I wondered if a horrible attack occurred in a city I didn’t live in, would I acknowledge it, feel bad for the residents there, and then move on with my day to day life.
Flash forward a year or so and let me walk you through the time known by most people as ‘The DC Sniper’. I bring this up in our narrative because it is pertinent to the Boston attacks. For 3 weeks in October 2002 my region was somewhat paralyzed by a sniper that was seemingly randomly shooting people in the metropolitan DC area (which includes parts of Maryland and Virginia). If you are not familiar with the sniper, it was a very scary time in DC where a dozen or so people were shot from afar while doing everyday things like stopping for gas or getting coffee. People in my region were paranoid to stop their cars and walk in public places. There was also misinformation about a white van possibly involved, which if you start to look around, you’ll realize how many white vans drive around cities every day…

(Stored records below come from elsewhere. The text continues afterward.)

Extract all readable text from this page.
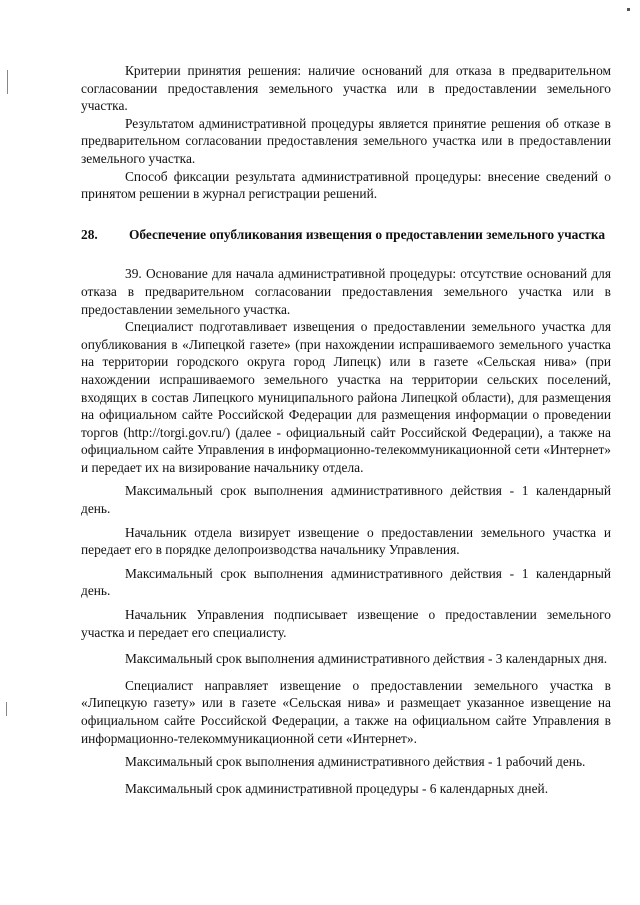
Критерии принятия решения: наличие оснований для отказа в предварительном согласовании предоставления земельного участка или в предоставлении земельного участка.

Результатом административной процедуры является принятие решения об отказе в предварительном согласовании предоставления земельного участка или в предоставлении земельного участка.

Способ фиксации результата административной процедуры: внесение сведений о принятом решении в журнал регистрации решений.

28.	Обеспечение опубликования извещения о предоставлении земельного участка

39. Основание для начала административной процедуры: отсутствие оснований для отказа в предварительном согласовании предоставления земельного участка или в предоставлении земельного участка.

Специалист подготавливает извещения о предоставлении земельного участка для опубликования в «Липецкой газете» (при нахождении испрашиваемого земельного участка на территории городского округа город Липецк) или в газете «Сельская нива» (при нахождении испрашиваемого земельного участка на территории сельских поселений, входящих в состав Липецкого муниципального района Липецкой области), для размещения на официальном сайте Российской Федерации для размещения информации о проведении торгов (http://torgi.gov.ru/) (далее - официальный сайт Российской Федерации), а также на официальном сайте Управления в информационно-телекоммуникационной сети «Интернет» и передает их на визирование начальнику отдела.

Максимальный срок выполнения административного действия - 1 календарный день.

Начальник отдела визирует извещение о предоставлении земельного участка и передает его в порядке делопроизводства начальнику Управления.

Максимальный срок выполнения административного действия - 1 календарный день.

Начальник Управления подписывает извещение о предоставлении земельного участка и передает его специалисту.

Максимальный срок выполнения административного действия - 3 календарных дня.

Специалист направляет извещение о предоставлении земельного участка в «Липецкую газету» или в газете «Сельская нива» и размещает указанное извещение на официальном сайте Российской Федерации, а также на официальном сайте Управления в информационно-телекоммуникационной сети «Интернет».

Максимальный срок выполнения административного действия - 1 рабочий день.

Максимальный срок административной процедуры - 6 календарных дней.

One day during that crazy time in DC, I was on my way to work and was stopped in traffic. I was in the left lane and noticed a white van to my left in a turn lane. It wasn’t turning though. It was just stopped. No signal blinking. No brake lights. Just stopped in the middle of a turn lane. I think I had a panic attack. I debated calling the police. I wondered if I should scoot down in my seat. I was in stopped traffic… a sitting duck. As all this went through my mind, the van put it’s right signal on and got back into a traffic lane. Disaster averted. Fear lingering.
So when the Boston attacks happened this past week, I was able to test my initial hypothesis. Would I just acknowledge the attacks and feel bad for those affected? Would I empathize with the people at the marathon finish line? Would I understand the fear felt by those in Watertown (and Boston) locked in their homes, fearing a crazy person on the streets who meant them harm?
What I realized is that I will never be able to experience an attack from afar. It isn’t just a feeling of empathy and being able to put myself in their shoes, therefore understanding how they feel. It was a return to the exact feelings myself, of the events of over a decade ago; I feel it all over again. And now those in Boston will join this club. They will now know, if god forbid something like this ever happens again, exactly what the feeling is. They will feel it again. You never forget it. You don’t feel it everyday, but it can come on so easily. As I told a friend yesterday, it isn’t exactly PTSD. It’s a heightened sense of surroundings and a somewhat irrational lingering fear you can’t shake.
I am not saying that people who didn’t experience these events first hand don’t feel them with the same angst we do. I am certain there are people that do. But most people are not part of this club. And that is a good thing.
I have recovered from those crazy days in 2001/2002. I no longer have an emergency kit in my trunk and a quick getaway bag in my closet. I no longer get frantic and full of fear if my power goes out. It takes a lot of self talk, convincing yourself you are safe and everything is ok. It isn’t always easy, but you have to do it. You have to be strong. And this week, I am Boston Strong.
Hoping everyone affected by this past week’s events, including those in West, Texas, are doing ok.